Елена убирает полотенце с головы Кати. Кровь больше не течет из зияющей раны, но рваные края выглядят неприятно. Врач слышит судорожный вздох Марии.
Елена смачивает бинт с тампоном антисептиком и осторожно накладывает на рану. Силка продолжает смывать кровь с волос Кати.
– У тебя красивые волосы, Катя. Очень подходят к твоему хорошенькому личику.
– Продолжай разговаривать с ней, Силка. Мария Даниловна, вот что нам предстоит сделать. Я не смогу заняться травмами Кати без анестезии. Я сделаю ей укол, чтобы она уснула, осмотрю более детально, а потом мы перевезем Катю в операционную, чтобы зашить рану на голове и заняться ее рукой. Рука сломана между локтем и запястьем, и перед наложением гипсовой повязки нам придется вправить ее. Понимаете?
– Да. Вы уверены, что Катю нужно усыпить? Что, если она не проснется? Я слышала, что иногда врачи усыпляют людей, и они не просыпаются.
– Ей необходимо быть под наркозом, Мария Даниловна. Вы должны мне доверять.
– Откуда вы? Где проходили обучение? – спрашивает Мария у Елены, и Силка чувствует беспокойство под ее напускной храбростью.
– Я из Грузии и обучалась там.
– Я тоже из Грузии.
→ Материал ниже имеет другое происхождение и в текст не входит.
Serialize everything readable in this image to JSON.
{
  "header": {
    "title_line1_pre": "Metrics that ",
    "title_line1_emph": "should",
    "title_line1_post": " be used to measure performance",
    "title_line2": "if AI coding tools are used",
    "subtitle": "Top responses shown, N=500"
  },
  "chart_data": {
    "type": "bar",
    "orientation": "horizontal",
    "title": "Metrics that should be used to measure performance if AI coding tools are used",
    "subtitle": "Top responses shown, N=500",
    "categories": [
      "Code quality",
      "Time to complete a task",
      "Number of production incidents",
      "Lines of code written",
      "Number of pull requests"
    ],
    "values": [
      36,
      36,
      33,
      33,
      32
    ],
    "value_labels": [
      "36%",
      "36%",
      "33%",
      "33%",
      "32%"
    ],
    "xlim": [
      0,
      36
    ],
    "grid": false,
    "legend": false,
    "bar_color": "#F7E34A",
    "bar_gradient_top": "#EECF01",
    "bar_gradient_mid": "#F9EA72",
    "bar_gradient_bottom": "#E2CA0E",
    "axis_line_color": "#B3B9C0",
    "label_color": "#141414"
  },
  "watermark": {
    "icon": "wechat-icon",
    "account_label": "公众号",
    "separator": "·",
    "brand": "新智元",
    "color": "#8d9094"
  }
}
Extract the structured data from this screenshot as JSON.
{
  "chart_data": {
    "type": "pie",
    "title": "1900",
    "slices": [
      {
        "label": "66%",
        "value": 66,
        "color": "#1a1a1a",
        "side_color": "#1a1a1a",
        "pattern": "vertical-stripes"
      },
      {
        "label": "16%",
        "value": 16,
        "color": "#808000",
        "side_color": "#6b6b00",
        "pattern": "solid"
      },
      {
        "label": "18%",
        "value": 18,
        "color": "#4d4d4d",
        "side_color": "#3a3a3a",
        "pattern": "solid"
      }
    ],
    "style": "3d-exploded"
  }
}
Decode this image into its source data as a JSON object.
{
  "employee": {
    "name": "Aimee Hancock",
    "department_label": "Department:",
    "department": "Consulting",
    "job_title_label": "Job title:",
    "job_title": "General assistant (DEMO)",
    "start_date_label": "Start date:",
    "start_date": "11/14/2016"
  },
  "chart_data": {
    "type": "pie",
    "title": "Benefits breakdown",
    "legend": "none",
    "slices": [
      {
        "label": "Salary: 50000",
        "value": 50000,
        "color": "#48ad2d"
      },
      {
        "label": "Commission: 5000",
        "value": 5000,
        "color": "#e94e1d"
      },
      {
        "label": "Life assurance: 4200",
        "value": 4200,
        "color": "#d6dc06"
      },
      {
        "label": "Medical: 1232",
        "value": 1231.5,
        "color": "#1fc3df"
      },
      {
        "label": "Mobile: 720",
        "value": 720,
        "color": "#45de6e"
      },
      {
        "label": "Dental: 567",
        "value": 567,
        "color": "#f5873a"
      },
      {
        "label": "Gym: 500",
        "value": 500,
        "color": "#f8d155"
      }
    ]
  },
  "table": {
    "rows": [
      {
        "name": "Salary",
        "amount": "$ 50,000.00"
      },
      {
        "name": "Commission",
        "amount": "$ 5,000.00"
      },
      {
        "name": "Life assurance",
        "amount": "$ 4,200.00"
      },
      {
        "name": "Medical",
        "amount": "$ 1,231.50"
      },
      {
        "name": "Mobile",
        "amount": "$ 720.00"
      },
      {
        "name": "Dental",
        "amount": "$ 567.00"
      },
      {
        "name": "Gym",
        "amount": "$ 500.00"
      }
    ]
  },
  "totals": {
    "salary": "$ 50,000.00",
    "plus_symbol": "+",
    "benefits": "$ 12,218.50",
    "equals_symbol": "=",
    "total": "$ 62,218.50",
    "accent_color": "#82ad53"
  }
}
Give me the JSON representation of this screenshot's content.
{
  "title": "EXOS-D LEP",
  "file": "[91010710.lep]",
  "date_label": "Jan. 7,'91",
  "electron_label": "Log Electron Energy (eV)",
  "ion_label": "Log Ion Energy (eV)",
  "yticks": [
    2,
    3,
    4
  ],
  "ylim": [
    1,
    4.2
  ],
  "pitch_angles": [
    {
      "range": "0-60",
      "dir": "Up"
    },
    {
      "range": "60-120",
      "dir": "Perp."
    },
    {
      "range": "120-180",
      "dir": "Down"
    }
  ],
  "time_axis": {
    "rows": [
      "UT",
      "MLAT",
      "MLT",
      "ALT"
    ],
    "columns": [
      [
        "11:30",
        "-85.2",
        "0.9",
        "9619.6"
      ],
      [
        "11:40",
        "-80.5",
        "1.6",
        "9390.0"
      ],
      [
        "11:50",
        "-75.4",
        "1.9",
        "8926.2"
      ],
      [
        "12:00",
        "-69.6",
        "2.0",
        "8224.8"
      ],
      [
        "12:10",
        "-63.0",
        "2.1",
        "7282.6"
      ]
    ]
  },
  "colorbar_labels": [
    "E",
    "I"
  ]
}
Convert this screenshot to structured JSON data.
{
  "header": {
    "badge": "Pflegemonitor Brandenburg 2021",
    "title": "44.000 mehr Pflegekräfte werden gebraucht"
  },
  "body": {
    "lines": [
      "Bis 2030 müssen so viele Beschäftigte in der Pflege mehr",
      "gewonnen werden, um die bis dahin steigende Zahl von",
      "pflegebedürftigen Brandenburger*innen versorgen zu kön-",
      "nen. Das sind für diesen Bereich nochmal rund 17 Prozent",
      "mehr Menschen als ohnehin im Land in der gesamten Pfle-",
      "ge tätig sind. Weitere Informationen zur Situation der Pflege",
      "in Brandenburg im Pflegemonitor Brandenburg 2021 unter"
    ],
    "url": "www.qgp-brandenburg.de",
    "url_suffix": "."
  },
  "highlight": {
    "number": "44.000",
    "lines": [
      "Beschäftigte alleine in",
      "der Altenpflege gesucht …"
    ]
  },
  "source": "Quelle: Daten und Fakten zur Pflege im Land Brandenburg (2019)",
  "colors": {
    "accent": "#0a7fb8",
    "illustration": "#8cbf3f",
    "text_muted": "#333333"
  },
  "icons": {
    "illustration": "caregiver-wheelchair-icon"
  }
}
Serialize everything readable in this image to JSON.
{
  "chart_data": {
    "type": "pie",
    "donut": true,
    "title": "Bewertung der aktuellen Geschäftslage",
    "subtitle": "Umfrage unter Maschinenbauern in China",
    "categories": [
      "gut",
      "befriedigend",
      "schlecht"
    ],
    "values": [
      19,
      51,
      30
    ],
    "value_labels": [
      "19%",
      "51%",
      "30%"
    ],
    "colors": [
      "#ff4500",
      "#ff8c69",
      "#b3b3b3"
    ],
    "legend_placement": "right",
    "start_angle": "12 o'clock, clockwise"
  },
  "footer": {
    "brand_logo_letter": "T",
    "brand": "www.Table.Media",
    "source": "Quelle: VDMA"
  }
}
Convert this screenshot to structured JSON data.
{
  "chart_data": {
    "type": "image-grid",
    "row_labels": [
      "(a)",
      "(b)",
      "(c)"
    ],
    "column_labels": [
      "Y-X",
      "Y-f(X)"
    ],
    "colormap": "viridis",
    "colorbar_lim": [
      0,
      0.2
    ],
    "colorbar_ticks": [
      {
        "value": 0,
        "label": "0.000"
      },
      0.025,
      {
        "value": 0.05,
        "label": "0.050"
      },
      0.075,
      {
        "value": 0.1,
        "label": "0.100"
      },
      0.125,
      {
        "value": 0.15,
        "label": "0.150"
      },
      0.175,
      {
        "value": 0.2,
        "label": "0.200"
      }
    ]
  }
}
У них там хорошие больницы.
– После мы еще побеседуем, но сейчас я должна заняться Катей, – говорит Елена и тихо добавляет: – Вы сами скажете ей про укол и про то, что она уснет, или сказать мне?
Мария поворачивается к Силке:
– Пусть она скажет, у нее вроде получается успокаивать Катю.
Хотя Силка слышала этот диалог, но просит Елену еще раз повторить, что надо сказать Кате. Ей не хочется что-то перепутать и напугать девочку. Рассказывая Кате, что сейчас сделает врач, Силка гладит девочку по лицу. Когда Елена вводит анестезию, Катя даже не вздрагивает, и они смотрят, как у Кати трепещут веки и закрываются глаза.
Убедившись, что Катя в глубоком сне, Елена отодвигает одеяло и принимается разрезать на девочке одежду, которая слой за слоем падает на пол. На девочке остаются только майка и трусы. Силка замечает в кабинете двоих охранников.
– Выйдите! – твердо говорит им Силка.
Они без лишнего слова уходят. Им не приходится повторять дважды.
Когда дверь за ними закрывается, по отделению разносятся крики.
– Где она, где моя малышка Катя?
– Мой муж, – шепчет Мария.
Силка наблюдает, как выражение облегчения, появившееся на лице женщины при звуках голоса мужа, сменяется чем-то вроде страха. Мария отходит от койки.
Дверь распахивается, и в кабинет врывается комендант лагеря Алексей Демьянович Кухтиков. Следом за ним протискивается главврач, громко приговаривая:
– Алексей Демьянович, Алексей Демьянович, я за все отвечаю.
Комендант подходит к койке, видит травмированное, окровавленное тело дочери. Переводит взгляд на жену:
– Маша, что случилось?
– Алеша…
Елена приходит Марии на помощь:
– Она играла, Алексей Демьянович, и упала. На вид это хуже, чем есть на самом деле. Я усыпила ее, чтобы заняться травмами. Уверяю вас, она поправится.
Комендант слушает, не прерывая Елену, но главврач вмешивается:
– Алексей Демьянович, я здесь главный. Простите, я не знал, что у нас ваша дочь. – Повернувшись к Елене, он кричит: – Никто не доложил мне, что у нас здесь дочь коменданта. Теперь я сам займусь ею.
Мария осторожно подходит к мужу:
– Эти два ангела заботятся о нашей маленькой девочке. Пусть закончат то, что начали.
Алексей смотрит на жену:
– А с тобой все хорошо?
– Извините, Алексей Демьянович, – вмешивается главврач, – я здесь самый опытный врач, и мой долг позаботиться о вашей дочери.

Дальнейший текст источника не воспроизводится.